In other words, Melania shows she was familiar with Michelle Obama’s 2008 speech to the Democratic convention, portions of which she would repeat to Republicans in Cleveland in 2016.

There’s more. Before speaking at the RNC, Melania “rehearsed multiple times with the teleprompter, feeling confident in my delivery”. And yet, she claims, when the plagiarism was noticed and a media firestorm blew up, she was shocked.

“Upon closer examination, the undeniable similarities between the two speeches left me reeling.”

Really?

“I trusted that any and all political and legal vetting had been taken care of, but now I realized that the campaign and RNC had left me on my own.”

Talk about throwing the staff under any passing bus. And yet, to quote the deathless words of Kimberly Guilfoyle, Don Jr’s fiancée: “The best is yet to come.”

“‘Why was the speech not vetted?’, I asked Donald in frustration … From then on, I realized the importance of being intimately involved with every detail of my public life. No longer would I delegate specific tasks or trust others to ensure my reputation was protected.”

Specifically, Melania blames Meredith McIver of the Trump Organization – to whom she says she herself read Michelle Obama’s words, words Melania then repeatedly practiced. As the saying goes, shit rolls downhill.

When it comes to her husband, too, Melania is not in the blame game. The chaos of January 6 is dealt with as swiftly as anything inconvenient that actually makes it to her pages. She wags her finger at those who assaulted the Capitol in an attempt to overturn Donald’s 2020 defeat but also claims to have been unaware of events for most of that terrible day.

“The violence we witnessed was unequivocally unacceptable,” she writes. But in her next breath, she adds that she “recognized that many individuals felt the election was mishandled and that the vice president should halt the confirmation process”.

Naturally, Melania’s take on protests following the murder of George Floyd is far more strident, complete with a condemnation of “the inflammatory rhetoric of Black Lives Matter leaders”. Indeed, she does not expressly name Floyd, the Minneapolis man whose murder by police triggered the long hot protest summer of 2020.
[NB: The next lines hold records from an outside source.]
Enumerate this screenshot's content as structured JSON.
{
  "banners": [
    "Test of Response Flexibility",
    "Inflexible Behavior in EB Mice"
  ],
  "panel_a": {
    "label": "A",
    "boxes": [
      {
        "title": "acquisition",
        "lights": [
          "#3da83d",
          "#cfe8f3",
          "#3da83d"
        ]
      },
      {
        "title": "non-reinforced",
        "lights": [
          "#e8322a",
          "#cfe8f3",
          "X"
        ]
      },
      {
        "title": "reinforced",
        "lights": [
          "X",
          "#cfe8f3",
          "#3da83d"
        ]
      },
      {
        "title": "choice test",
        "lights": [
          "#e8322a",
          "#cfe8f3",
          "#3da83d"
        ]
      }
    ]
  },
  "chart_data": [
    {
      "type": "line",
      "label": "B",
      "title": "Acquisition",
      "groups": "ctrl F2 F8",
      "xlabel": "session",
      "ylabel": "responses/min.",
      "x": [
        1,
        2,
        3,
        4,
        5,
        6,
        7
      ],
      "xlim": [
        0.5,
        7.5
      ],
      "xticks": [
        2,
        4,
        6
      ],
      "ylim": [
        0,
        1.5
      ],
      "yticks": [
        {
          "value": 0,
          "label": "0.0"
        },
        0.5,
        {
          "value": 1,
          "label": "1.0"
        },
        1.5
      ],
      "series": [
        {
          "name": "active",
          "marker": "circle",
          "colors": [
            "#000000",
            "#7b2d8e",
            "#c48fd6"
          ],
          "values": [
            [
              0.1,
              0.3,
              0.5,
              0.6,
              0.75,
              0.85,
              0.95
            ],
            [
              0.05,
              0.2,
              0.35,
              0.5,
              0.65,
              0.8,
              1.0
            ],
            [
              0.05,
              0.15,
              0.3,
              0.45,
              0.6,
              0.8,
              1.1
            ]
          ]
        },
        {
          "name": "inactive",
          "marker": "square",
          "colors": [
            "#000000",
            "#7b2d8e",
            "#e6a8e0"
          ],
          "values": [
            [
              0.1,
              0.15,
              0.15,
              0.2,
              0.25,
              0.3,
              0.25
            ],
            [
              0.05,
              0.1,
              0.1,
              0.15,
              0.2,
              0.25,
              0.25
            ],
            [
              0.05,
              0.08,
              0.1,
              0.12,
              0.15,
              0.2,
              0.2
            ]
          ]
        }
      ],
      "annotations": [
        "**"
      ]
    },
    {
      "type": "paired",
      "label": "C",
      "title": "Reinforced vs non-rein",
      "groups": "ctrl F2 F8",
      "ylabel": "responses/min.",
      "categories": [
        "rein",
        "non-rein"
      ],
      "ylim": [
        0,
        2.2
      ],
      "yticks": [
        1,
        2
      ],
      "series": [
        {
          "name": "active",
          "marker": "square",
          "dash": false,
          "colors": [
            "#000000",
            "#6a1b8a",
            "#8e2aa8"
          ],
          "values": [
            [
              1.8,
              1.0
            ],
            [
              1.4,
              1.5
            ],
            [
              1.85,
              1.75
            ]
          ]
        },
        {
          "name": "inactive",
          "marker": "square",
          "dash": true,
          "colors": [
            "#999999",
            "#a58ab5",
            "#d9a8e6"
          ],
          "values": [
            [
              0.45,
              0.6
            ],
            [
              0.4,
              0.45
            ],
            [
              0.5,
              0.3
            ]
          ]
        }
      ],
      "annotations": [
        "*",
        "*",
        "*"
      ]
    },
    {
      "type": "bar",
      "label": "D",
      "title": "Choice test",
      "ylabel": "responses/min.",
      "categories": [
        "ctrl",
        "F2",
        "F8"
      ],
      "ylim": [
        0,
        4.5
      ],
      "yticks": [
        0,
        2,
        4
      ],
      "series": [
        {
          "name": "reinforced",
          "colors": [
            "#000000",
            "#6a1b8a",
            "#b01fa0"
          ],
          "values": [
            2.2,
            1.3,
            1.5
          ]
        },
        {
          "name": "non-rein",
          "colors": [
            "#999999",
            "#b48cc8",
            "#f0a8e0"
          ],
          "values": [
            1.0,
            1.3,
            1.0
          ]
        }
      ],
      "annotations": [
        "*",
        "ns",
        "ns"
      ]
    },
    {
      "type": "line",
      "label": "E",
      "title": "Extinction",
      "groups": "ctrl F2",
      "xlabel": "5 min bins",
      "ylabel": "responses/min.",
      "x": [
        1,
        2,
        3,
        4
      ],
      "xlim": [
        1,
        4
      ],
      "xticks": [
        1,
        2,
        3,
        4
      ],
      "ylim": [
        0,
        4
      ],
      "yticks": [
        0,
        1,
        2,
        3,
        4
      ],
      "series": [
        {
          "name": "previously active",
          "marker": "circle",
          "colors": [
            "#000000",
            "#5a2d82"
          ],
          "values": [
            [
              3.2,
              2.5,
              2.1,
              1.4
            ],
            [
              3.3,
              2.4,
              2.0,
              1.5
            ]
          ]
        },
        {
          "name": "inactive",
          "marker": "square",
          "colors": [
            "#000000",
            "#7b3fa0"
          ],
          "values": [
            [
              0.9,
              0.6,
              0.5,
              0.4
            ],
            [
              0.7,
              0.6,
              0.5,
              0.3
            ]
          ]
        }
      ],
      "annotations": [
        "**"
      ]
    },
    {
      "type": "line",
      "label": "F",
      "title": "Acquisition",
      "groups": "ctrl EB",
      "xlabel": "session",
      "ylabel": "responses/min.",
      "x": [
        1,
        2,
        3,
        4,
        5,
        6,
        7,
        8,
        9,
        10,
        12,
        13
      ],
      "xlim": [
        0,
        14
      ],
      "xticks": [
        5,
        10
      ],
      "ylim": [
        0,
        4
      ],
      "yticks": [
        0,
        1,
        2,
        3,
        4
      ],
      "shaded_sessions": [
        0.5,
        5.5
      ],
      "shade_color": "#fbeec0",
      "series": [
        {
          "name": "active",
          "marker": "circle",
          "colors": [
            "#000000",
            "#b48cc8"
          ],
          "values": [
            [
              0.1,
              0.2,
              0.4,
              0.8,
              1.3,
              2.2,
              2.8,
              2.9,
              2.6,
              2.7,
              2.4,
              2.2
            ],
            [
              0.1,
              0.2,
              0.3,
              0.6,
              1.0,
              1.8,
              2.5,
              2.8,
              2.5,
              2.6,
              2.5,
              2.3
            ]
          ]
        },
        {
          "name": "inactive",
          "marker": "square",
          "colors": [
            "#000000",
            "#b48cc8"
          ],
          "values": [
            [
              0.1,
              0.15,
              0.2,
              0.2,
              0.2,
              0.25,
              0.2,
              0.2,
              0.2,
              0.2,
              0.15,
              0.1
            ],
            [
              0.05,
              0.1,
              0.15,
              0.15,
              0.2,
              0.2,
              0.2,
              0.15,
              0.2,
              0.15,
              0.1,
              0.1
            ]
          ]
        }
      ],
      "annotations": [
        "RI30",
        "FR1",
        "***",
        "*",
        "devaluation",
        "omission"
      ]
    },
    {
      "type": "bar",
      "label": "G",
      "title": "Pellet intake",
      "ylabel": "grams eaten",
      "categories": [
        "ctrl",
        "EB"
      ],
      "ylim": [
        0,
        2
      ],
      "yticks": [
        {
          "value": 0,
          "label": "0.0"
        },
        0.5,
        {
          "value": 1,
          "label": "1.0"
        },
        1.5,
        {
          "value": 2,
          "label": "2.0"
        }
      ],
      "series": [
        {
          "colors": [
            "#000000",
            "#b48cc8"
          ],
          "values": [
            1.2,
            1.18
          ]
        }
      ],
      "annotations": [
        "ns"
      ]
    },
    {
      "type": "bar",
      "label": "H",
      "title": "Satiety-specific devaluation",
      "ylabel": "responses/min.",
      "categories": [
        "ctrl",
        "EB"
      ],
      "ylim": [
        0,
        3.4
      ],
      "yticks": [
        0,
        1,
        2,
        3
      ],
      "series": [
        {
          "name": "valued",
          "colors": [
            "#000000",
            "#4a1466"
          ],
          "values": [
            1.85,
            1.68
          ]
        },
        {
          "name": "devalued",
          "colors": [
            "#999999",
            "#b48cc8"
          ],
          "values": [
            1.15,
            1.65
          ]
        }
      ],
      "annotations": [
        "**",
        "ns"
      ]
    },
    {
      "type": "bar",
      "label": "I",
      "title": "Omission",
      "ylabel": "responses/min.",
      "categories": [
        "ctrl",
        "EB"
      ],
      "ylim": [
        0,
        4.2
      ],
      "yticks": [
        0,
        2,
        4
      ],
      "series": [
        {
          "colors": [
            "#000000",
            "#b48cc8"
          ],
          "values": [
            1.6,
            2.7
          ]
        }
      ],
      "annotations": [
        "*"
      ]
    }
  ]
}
As for her husband’s exhortation to the far-right Proud Boys to “stand back and stand by” around the election, or his forecast of a “Big protest in DC on January 6th[,] Be there, will be wild!”, or his exhortation to followers to “fight like hell”?

Crickets.

Almost eight years have passed since Melania reportedly cried in sorrow on election night 2016, when her husband won the White House. She could yet return. Maybe that will provide enough material for another 180 pages.